Comment 15 John 2020-07-22 21:53:39 UTC
Ah.
Hangon.

Sorry, i have refreshed my memory re these tickets - and, Jan, i think you are correct about this ticket being a bit of a misunderstanding caused by the set-san.log not being writeable. 

Yep, I raised this ticket when my script was failing due to inability to write log.
After I fixed that, i encountered other problems, which are being addressed in bug 1790009.

So yep it's fine to close this ticket, with my apologies.

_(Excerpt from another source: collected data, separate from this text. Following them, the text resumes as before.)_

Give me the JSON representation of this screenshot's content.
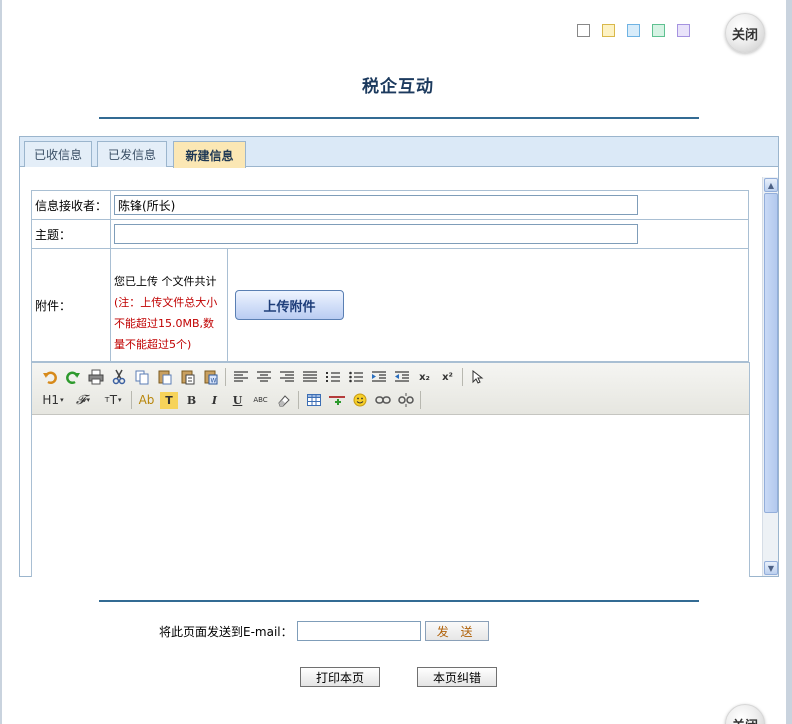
{
  "header": {
    "title": "税企互动",
    "close_label": "关闭",
    "theme_swatches": [
      "#ffffff",
      "#fdf2c4",
      "#d8ecfa",
      "#d6f3e4",
      "#e9e3fa"
    ]
  },
  "tabs": [
    {
      "label": "已收信息",
      "active": false
    },
    {
      "label": "已发信息",
      "active": false
    },
    {
      "label": "新建信息",
      "active": true
    }
  ],
  "form": {
    "recipient_label": "信息接收者：",
    "recipient_value": "陈锋(所长)",
    "subject_label": "主题：",
    "subject_value": "",
    "attachment_label": "附件：",
    "attachment_note_prefix": "您已上传 个文件共计",
    "attachment_note_warning": "(注：上传文件总大小不能超过15.0MB,数量不能超过5个)",
    "upload_button": "上传附件"
  },
  "editor": {
    "toolbar_row1": [
      "undo-icon",
      "redo-icon",
      "print-icon",
      "cut-icon",
      "copy-icon",
      "paste-icon",
      "paste-text-icon",
      "paste-word-icon",
      "align-left-icon",
      "align-center-icon",
      "align-right-icon",
      "justify-icon",
      "ordered-list-icon",
      "unordered-list-icon",
      "indent-icon",
      "outdent-icon",
      "subscript-icon",
      "superscript-icon",
      "select-icon"
    ],
    "toolbar_row2": [
      "heading-icon",
      "font-family-icon",
      "font-size-icon",
      "font-color-icon",
      "highlight-icon",
      "bold-icon",
      "italic-icon",
      "underline-icon",
      "strikethrough-icon",
      "eraser-icon",
      "table-icon",
      "horizontal-rule-icon",
      "emoticon-icon",
      "link-icon",
      "unlink-icon"
    ],
    "heading_label": "H1",
    "font_color_label": "Ab",
    "highlight_label": "T",
    "bold_label": "B",
    "italic_label": "I",
    "underline_label": "U",
    "strike_label": "ABC",
    "subscript_label": "x₂",
    "superscript_label": "x²",
    "content": ""
  },
  "email": {
    "label": "将此页面发送到E-mail：",
    "value": "",
    "send_button": "发 送"
  },
  "footer": {
    "print_button": "打印本页",
    "correct_button": "本页纠错"
  }
}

I will update & refresh my test cluster this weekend and see how things are progressing.
Is it possible to grant me access to bug 1771236 so i can take a look at that and see if it is relevant to problems i've seen?

Thanks again.

Comment 16 Jan Friesse 2020-07-23 07:11:54 UTC
@John,
the biggest problem you see is really inability of booth to reload its config. pcs could restart booth, and that would work most of the time. But not when the election process is in the progress. And this is the problem and reason why we need bigger hammer there (bug 1771236). That is also the reason why I don't create/assign this BZ to pcs.

So basically, when (if) you change ticket config, you must ensure to:
1. sync config to all nodes (this is what pcs is somehow able to do)
2. restart all booth daemon instances on all nodes (so all sites, and arbitrators)

If you just change the before-acquire-handler it should be enough to restart booth on the node where before-acquire-handler will be executed (but in practice it means restart booth of all sites).

Also restarting booth on site is not very well handled, because it is running as an pacemaker resource.

No matter what, I can agree booth really needs work to become "runtime" changes friendly - because now it has exactly no ability to change anything at runtime. Said that, it sounds easy, but in reality it is usually pretty painful process. We tried to do same with corosync, and honestly, first version which really has ability to change most of the things runtime is current master (soon becoming 3.1.0).

I've added you to CC of bug 1771236 what should (if my memory doesn't fool me) give you an access to the bug.